Le réveil à Clermont est devenu une habitude et la vie aux Solidaires est devenu une mécanique pas trop mal huilée. Nous avons profité de notre première matinée décontractée, elle était consacrée à la préparation technique et spirituelle de la messe qui a eu lieu entre 10h30 et 11h30. La pause du repas a ensuite été longue et agréable puis nous avons pris part à un travail studieux par groupe. Les groupes étaient composés au hasard de 10 à 15 pionniers, d’un chef s’assurant du bon déroulement des opérations. Un des pionniers ayant reçu une formation accélérée était aussi chargé de mener le débat. Avant de se lancer dans le vif de l’action, nous avons répondu à un questionnaire du CREDOC, nous serions curieux de connaître les résultats de cette enquête… Chaque équipe tirait ensuite au sort le thème du débat.

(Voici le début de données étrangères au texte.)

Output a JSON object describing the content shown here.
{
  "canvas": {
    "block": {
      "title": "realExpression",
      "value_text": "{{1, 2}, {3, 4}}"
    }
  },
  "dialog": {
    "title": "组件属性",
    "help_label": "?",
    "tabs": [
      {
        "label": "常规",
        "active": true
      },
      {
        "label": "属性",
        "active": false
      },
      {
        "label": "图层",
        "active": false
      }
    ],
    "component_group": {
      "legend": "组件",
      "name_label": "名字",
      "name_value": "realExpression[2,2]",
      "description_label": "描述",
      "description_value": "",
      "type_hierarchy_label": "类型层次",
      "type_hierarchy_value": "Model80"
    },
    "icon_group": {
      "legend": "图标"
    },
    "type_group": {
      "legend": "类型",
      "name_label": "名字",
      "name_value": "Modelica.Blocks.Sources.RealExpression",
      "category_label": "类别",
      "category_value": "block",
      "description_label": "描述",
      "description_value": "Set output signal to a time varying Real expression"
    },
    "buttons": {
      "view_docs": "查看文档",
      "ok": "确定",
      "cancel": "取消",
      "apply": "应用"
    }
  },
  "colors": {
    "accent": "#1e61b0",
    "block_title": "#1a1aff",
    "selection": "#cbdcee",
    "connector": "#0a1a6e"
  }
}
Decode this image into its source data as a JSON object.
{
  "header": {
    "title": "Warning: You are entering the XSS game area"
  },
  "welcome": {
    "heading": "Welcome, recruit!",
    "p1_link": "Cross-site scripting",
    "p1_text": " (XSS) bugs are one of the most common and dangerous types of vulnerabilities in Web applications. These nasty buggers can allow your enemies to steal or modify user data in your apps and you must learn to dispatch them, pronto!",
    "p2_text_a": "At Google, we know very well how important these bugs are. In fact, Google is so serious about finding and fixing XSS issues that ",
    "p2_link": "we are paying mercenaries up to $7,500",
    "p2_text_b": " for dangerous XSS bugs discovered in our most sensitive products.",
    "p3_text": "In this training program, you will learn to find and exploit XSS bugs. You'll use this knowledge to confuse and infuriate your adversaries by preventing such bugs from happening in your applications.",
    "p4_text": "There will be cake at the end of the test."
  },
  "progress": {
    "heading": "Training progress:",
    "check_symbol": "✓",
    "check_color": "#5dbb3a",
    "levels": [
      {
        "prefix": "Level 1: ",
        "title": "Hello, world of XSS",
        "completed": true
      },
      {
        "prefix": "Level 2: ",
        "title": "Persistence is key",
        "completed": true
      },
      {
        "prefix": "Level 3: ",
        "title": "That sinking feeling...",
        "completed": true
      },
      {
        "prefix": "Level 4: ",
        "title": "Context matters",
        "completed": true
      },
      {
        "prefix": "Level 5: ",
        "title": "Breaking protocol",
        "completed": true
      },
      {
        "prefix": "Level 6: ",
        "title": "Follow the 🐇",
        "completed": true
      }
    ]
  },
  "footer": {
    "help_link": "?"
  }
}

La suite a été très variable selon les thèmes abordés et la composition des équipes. Après cette saine réflexion nous nous sommes lentement préparés pour la dernière veillée. Les organisateurs n’avaient pas lésiné sur les moyens : jeu de lumières, écran géant, un vrai spectacle son et lumière illustrant la vie d’une adolescente égoïste et préoccupée par sa vie de tous les jours et qui ne se sent pas assez concernée par les problèmes de solidarité… Un exemple à méditer pour chacun d’entre nous.

Lundi

Et voilà le dernier matin déjà… Nous devions choisir un itinéraire de marche pour le matin. Après une longue et tumultueuse négociation, nous sommes tombés d’accord sur l’itinéraire de niveau 2. Au cours de cette balade, il y avait un targui de programmé. Ce fut sans doute un des plus longs et un des plus prolifiques en remarques. Nous avons ensuite repris la route en silence et en vitesse car nous devions impérativement être rentrés au camp à 10h30 par la cérémonie de clôture (censée ne pas être religieuse, dixit Xavier). Quelle ne fut pas notre surprise lorsque nous avons découvert que Xavier s’était trompé : il s’agissait bien d’une cérémonie religieuse. Nous avons tous reçu un cadeau chargé de symbole : un nœud plat de deux bouts de couleurs différentes, signe d’une union solide et solidaire. Nous avons ensuite eu une pensée pour les deux scoutes du Nord décédées dans un dramatique accident avant de repartir tous pour de nouvelles aventures en se promettant d’être plus solidaires. Une fois à nos tentes, nous avons réalisé que ce rassemblement touchait à sa fin, toutes les installations étaient démontées pour laisser place au champ et à la nature. Nous avons donc aussi rangé nos affaires avant de ranger le matériel collectif. Nous étions parmi les derniers groupes à partir car nous devions passer encore une nuit à Clermont-Ferrand. Nous l’avons passée au centre diocésain avec les groupes de Barentin et Granville qui attendaient eux aussi un train le lendemain. Nous avons profité d’une douche très agréable avant de nous mesurer au groupe de Granville au cours d’une Sioule (très bon enfant). Puis nous nous sommes endormis pour la dernière fois à Clermont-Ferrand.

G.B.

Nice – Fort du Mont Chauve

Depuis mardi, nous sommes arrivés à Nice sur un site admirable. Nous dominons Nice et les alentours du haut d’un fort dit « Fort Séré » du nom du général qui avait surveillé sa construction à la fin du XIXe siècle.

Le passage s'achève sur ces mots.